A Scholar and a Statesman
Written by Pamela Roberts, directed by Carol Leeming
Attenborough Arts Centre 18 June 2017
Review by: Paul Towers, 18 June 2017
'the story of an enigmatic man.'
James Arthur Harley was born in 1873 in Antigua, a West Indian island which has since forged close ties with the UK. Showing incredible ambition for the time he managed to enrol in Howard University in Washington DC before moving to Yale and then to Harvard to study Semitic Languages and thence to Oxford to study first theology and then anthropology. The obvious career path for a man of his intellect was to become an educator of some kind. Instead he decided to join the church and served as a curate in Shepshed before moving to Marshside in Kent with his wife who relocated from Antigua to marry him. Sadly their longed for child died far too early, possibly before or during childbirth, and this seems to have precipitated their eventual separation and his wife?s ultimate return to her family on the Caribbean island. This may also have led to his eventual disillusionment with the church and he returned to Shepshed to serve as a councillor both locally and for the county until his death in 1943.
Pamela Roberts has taken these bare bones of what is known of this local hero and, through extensive research, has pieced together as much as is possible of this enigmatic man and his lifelong battle against racism.

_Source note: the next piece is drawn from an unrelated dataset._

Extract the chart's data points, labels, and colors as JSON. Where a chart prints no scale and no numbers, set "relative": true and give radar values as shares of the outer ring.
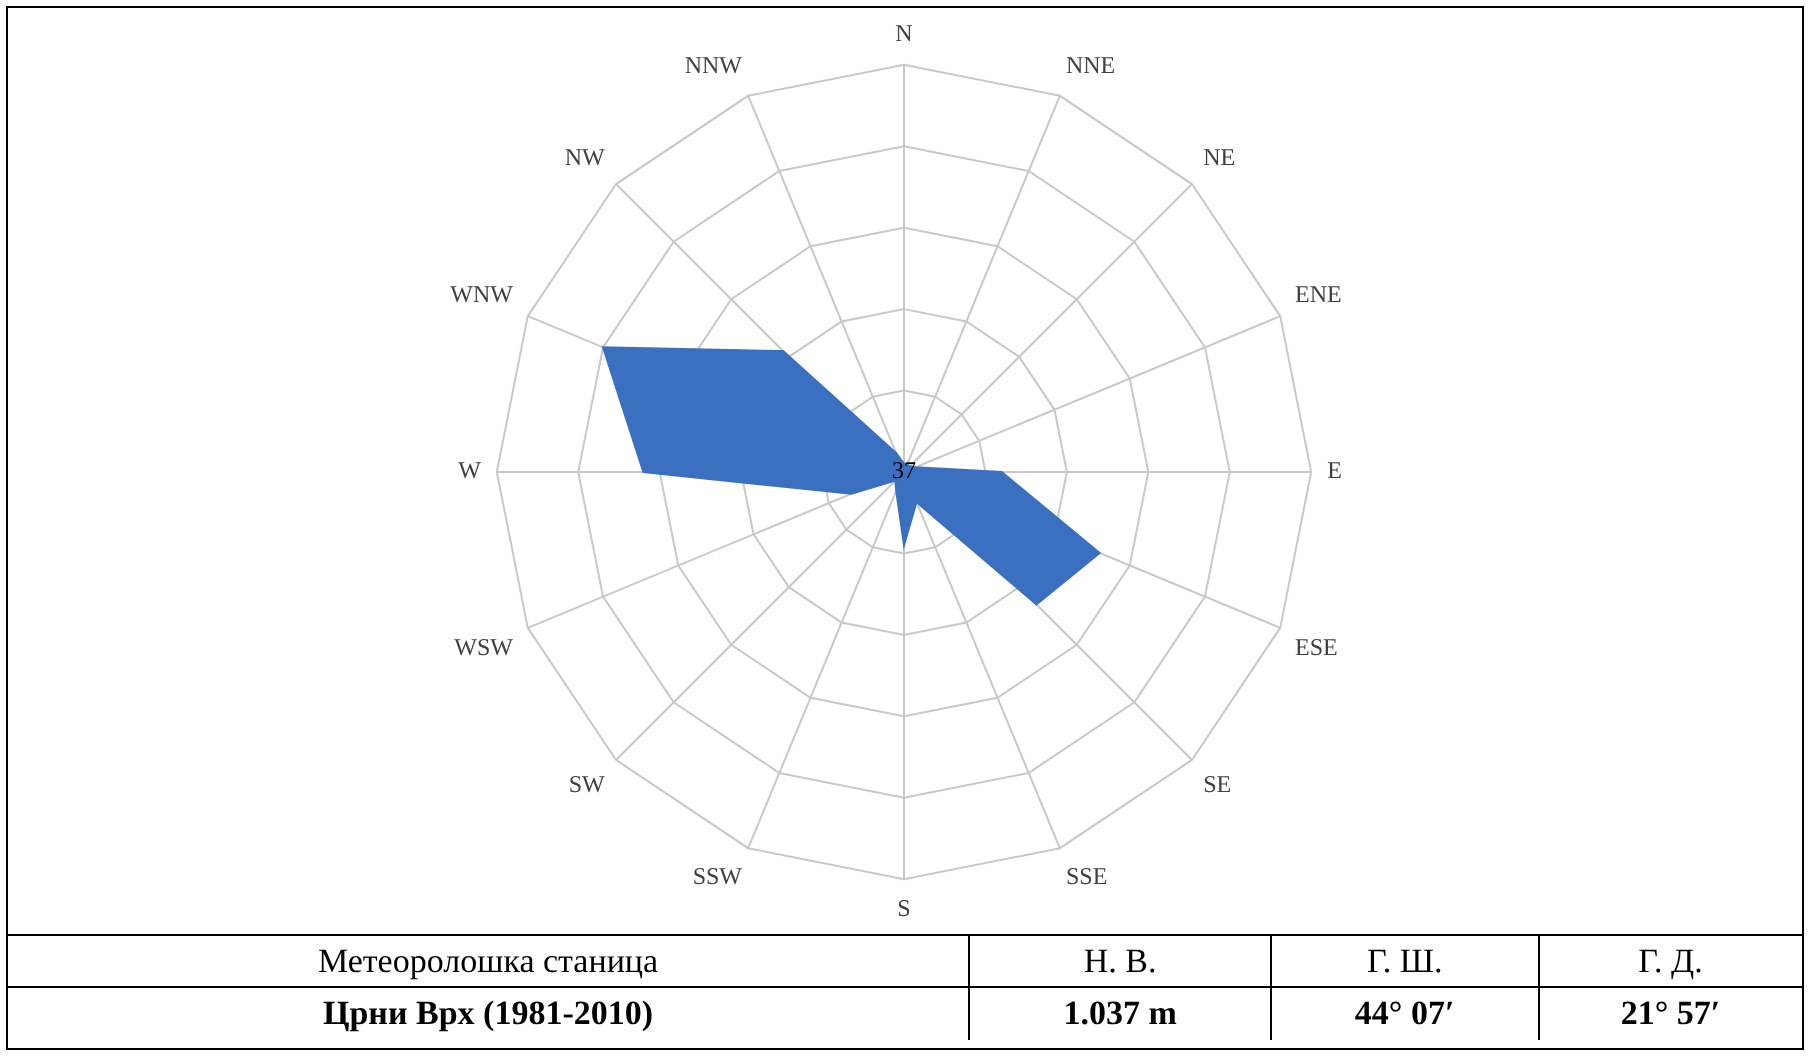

Directed by local dramaturge Carol Leeming, this staged reading sought to display the written words of the play before an audience for the first time. The cast of 7, some experienced actors, some not so, brought the story to life in the minimal setting of one of the Attenborough Centre's versatile spaces. Led by Corey Trevor as Harley and Mumba Dodwell as his wife Josephine the cast gave spirited readings from the script. It would be very interesting to see this brought to a stage in a full production.